Our conference day was in area 4 lab Phaltan, Pune.
It brought together educators, co-ordinators, grannies, plus parents and children to share their experiences and their learning. The people who were present were from across the world including India, U.K., America, Germany, France, Dubai and Spain. It was a powerful day.
It is quite incredible just how far Professor Mitra’s concept has reached and the impact it is making on people’s lives and education all over the world. It is amazing to be playing a role in that.
We heard from all of the co-ordinators and we shared our story of Room 13 and the impact SOLEs has at Greenfield Community College and with many other schools we work with from many different places.
We heard from grannies and from the children themselves. It has been very touching to see the children and grannies meeting in person. There is a very special relationship there. Our students shared their thoughts in our new film (which will be posted soon!) I felt very proud to see them and David Priestley, our Executive Head, present with me at the conference even if only on screen!
Sugata closed the day.
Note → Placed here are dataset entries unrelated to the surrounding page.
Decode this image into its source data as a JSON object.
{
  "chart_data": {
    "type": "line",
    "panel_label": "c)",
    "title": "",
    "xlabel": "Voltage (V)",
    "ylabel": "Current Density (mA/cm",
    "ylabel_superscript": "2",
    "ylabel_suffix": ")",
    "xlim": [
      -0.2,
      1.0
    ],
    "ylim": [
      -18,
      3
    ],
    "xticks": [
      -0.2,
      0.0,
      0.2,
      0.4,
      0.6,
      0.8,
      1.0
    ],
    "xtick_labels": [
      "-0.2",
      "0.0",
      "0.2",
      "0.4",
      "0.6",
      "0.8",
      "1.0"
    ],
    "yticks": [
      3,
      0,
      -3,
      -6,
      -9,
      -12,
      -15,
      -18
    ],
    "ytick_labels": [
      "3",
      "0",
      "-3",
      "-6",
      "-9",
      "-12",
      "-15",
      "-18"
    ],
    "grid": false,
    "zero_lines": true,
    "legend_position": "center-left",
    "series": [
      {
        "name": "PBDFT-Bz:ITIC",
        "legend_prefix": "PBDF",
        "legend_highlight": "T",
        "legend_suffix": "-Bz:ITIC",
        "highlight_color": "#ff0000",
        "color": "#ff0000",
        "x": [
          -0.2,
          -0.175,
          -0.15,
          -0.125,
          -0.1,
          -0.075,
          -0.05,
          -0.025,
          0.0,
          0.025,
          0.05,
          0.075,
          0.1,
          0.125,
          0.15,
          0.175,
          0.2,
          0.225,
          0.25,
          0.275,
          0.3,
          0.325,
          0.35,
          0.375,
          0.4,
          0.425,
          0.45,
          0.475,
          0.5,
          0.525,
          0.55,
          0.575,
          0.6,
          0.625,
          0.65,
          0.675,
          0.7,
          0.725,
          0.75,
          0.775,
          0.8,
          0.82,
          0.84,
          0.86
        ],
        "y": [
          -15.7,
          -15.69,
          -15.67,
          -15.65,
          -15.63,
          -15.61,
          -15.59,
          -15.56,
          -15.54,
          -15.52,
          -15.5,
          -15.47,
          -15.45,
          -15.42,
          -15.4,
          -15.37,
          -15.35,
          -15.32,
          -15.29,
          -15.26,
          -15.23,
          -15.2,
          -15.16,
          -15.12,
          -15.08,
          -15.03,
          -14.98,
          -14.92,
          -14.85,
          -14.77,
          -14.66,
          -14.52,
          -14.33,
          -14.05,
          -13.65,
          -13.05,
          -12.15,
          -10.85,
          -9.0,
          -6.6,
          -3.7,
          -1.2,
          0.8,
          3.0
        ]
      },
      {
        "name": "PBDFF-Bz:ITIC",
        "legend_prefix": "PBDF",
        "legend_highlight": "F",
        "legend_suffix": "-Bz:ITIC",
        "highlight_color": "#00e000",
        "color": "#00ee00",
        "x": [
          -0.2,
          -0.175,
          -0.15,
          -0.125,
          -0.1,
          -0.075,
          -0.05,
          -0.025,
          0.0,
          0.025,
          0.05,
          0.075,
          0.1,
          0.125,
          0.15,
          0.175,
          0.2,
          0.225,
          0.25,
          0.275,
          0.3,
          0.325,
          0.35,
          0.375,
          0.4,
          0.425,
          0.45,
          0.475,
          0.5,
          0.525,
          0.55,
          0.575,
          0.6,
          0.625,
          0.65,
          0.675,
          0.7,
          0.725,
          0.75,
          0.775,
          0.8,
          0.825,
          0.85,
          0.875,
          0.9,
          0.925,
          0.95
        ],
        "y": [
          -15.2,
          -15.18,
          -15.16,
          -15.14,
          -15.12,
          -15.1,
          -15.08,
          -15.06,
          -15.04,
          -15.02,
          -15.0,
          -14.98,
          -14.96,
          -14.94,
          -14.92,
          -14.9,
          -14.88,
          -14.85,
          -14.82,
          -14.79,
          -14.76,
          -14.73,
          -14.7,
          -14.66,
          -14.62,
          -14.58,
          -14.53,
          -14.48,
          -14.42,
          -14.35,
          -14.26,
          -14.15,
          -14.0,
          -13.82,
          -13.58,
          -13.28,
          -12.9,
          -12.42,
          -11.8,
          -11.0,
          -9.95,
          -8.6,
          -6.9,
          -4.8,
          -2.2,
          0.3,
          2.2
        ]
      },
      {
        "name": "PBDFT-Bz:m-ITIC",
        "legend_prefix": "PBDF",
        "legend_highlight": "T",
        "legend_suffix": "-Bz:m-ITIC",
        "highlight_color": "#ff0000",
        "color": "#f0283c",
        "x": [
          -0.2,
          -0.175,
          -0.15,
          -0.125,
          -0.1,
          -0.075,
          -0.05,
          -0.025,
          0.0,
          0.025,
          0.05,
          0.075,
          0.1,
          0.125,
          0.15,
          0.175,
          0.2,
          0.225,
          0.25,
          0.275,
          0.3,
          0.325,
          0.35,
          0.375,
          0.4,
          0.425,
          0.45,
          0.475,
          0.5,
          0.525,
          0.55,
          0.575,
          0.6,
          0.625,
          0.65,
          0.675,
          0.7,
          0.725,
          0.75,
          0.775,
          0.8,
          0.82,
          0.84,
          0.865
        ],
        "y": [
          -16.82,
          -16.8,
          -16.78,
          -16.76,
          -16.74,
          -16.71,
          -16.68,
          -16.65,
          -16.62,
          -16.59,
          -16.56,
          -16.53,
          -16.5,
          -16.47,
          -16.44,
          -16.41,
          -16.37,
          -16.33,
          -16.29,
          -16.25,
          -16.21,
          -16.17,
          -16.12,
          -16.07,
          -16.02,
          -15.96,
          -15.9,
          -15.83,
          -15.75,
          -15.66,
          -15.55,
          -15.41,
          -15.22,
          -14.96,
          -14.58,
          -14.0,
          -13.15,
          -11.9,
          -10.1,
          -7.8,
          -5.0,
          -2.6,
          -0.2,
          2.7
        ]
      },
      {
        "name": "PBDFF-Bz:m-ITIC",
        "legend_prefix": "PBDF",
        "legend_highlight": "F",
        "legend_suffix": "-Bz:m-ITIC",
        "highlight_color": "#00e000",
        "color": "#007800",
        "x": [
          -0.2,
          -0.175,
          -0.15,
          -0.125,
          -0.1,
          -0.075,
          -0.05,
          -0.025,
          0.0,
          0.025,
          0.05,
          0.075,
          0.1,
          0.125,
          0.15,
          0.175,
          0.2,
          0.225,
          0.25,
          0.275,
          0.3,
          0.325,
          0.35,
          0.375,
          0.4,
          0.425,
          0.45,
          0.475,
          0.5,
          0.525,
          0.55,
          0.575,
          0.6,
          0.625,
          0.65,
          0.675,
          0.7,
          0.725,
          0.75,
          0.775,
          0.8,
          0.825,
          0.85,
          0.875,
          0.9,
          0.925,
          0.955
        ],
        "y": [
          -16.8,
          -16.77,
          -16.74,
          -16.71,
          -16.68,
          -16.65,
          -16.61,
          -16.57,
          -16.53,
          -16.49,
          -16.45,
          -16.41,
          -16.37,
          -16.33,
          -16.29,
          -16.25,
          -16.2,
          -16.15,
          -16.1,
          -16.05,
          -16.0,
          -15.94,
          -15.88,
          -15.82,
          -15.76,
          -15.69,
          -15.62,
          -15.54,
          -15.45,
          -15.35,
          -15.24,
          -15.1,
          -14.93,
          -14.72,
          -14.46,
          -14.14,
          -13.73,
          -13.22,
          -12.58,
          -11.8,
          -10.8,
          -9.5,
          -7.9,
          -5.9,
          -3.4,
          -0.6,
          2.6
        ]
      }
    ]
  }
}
He talked about why seven labs and why we had been chosen plus the fact there are 3 non school 4 schools in the project.
He described a new kind of comprehension that we don’t understand.
He told us about a story from each lab.
Here is a summary: (from my understanding)
Chandrakona- there have been children there wanting to use YouTube but they couldn’t access it. They taught themselves how to download YouTube by you tubing a video on how to down load a YouTube video, they then used YouTube to find out how to install a YouTube video and have used YouTube to recreate all sorts of things including YouTube for science experiments. They spoke about it in perfect English which they have also taught themselves.
Wow.
Sugata explained this is a new type of literacy
Is it metacognition?
Gocharan- there are children there writing a coding programme. They have created a programme themselves that has produced a chat bot- a computer that answers your questions and is very imaginative in its answers. They skyped a granny at one point in this process which helped push them past a point and now they are creating even more and it is spreading across the group.
Sugata explained that other young people are watching, now making and want to make even better programmes!
Kalkaji- has developed huge aspirations in the young people. We heard a video from an amazing girl called Jaya. I can’t wait to meet her this week!
Korakati-although the Internet can be a challenge there the granny sessions are making a huge difference. You can see confidence growing in such a remote place that has so little.
Phaltan- SOLE and English has happened by itself. It was amazing to spend the day with them. They are wonderful. The school was so welcoming.
Greenfield-Sugata discussed an experiment he did with us using gcse questions and the challenge of assessment. He will be exploring this further (watch out for a blog on this too!)
GSHS- Sugata explained an experiment he has done and how spelling could have got in the way but described how Google helps suggests things which helps some students get past that. It just happens.
His overview: (from my understanding)
He talked about the need for new assessment systems, continuous and more open ended.
The spontaneous order of chaos we have seen – can happen. You just need freedom and bandwidth.
Reading, writing and arithmetic are a lower priority. Comprehension, communication and computation are the new skills
Things we don’t know attract us all. Let’s create a curriculum of big questions.
He went on to explain we have a ‘Just In case’ education . We need a ‘Just In Time’ learning. When you need to know you find out quickly and correctly.
Sugata also highlighted the need to teach the Internet as a subject. We should understand networks and chaos theory- how do stock markets work? Etc.
He explained that soon you won’t be able to tell if young people are using the Internet (eg in their glasses) almost half human and half Internet!
He emphasised that we really do need teachers- but how do we handle these future things?